3.      3. Ocean currents are set in motion by

a)  Prevailing winds

b)  Differences of density

c)  Temperature of the ocean water

d)  The rotation of the earth and the shape of continents

4.  Saltiness in ocean water has accumulated over long period of time from:

A.  Volcanic activity in oceans
B.  Salt rocks lying at the bottom of the sea
C.  Land materials blown by wind into the sea
D.  Rivers that pours their water into the sea
E.  Land materials brought into the sea by moving ice

5. Why Saltiness of the ocean water is not the same in all over the oceans?. The saltiness of ocean depend mainly on

a)  Amount of evaporation taking place

b)  Amount of fresh water brought into the sea by rivers and rainfall

c)  Amount  of temperature which effects capacity of water to dissolve minerals

d)  Ocean current

6. Define

a) Ocean current: Is the movement of surface water in the ocean

b) Tides:  Are the rising and falling in the level of water in the ocean

c)  Waves:   Are the up and down movement of the surface of water.

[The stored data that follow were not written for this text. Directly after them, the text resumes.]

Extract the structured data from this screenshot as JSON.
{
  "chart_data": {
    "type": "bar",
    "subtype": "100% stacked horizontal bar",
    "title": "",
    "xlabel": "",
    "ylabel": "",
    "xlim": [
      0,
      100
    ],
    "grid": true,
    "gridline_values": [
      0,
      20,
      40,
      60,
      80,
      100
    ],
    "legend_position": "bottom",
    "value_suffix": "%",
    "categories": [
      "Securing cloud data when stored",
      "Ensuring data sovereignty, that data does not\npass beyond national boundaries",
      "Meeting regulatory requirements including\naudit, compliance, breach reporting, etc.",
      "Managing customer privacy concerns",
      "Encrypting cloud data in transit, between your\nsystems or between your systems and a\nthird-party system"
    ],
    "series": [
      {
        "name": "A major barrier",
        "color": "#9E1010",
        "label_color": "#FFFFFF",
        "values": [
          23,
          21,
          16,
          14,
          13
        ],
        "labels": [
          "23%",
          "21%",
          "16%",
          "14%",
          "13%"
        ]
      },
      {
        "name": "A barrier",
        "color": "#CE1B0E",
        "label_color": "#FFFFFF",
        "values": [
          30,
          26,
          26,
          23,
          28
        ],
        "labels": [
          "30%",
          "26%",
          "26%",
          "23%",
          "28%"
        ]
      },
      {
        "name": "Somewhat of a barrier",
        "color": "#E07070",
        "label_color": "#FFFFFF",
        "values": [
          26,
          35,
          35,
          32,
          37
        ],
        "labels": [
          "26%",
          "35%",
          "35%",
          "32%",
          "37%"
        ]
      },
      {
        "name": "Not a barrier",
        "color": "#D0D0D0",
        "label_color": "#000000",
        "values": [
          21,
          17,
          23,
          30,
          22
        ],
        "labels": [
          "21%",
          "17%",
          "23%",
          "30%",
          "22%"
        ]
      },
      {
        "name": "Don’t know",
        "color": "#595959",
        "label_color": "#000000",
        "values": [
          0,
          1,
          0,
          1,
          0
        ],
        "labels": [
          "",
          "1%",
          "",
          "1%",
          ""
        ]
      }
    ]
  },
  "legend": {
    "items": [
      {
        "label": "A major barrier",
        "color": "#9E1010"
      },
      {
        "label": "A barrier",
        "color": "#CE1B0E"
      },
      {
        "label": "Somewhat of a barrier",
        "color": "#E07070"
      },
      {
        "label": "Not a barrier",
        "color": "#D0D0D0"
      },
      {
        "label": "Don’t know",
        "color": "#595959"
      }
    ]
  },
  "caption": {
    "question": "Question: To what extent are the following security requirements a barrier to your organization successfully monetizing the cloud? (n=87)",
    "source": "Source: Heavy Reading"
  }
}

7.  With examples  mention two types of ocean current

I. Cold current- Banguela, Labrador, Canaries

II.  Warm current- Mozambique, Brazil current, East Greenland current

8. The major relief feature of the ocean floor are.

a) Ocean deep
b) Ocean ridge
c) Oceanic Island
d)  Continental slope
e) Continental shelf
f) Ocean plain
g) Basin

9.  The name given to the first land mass was PANGAEA

10.  Explain how each type of mountain is formed with diagram

Each type of mountain if formed with diagram due to the mode of its formation and the nature of materials evolved (especially to the volcanic mountains).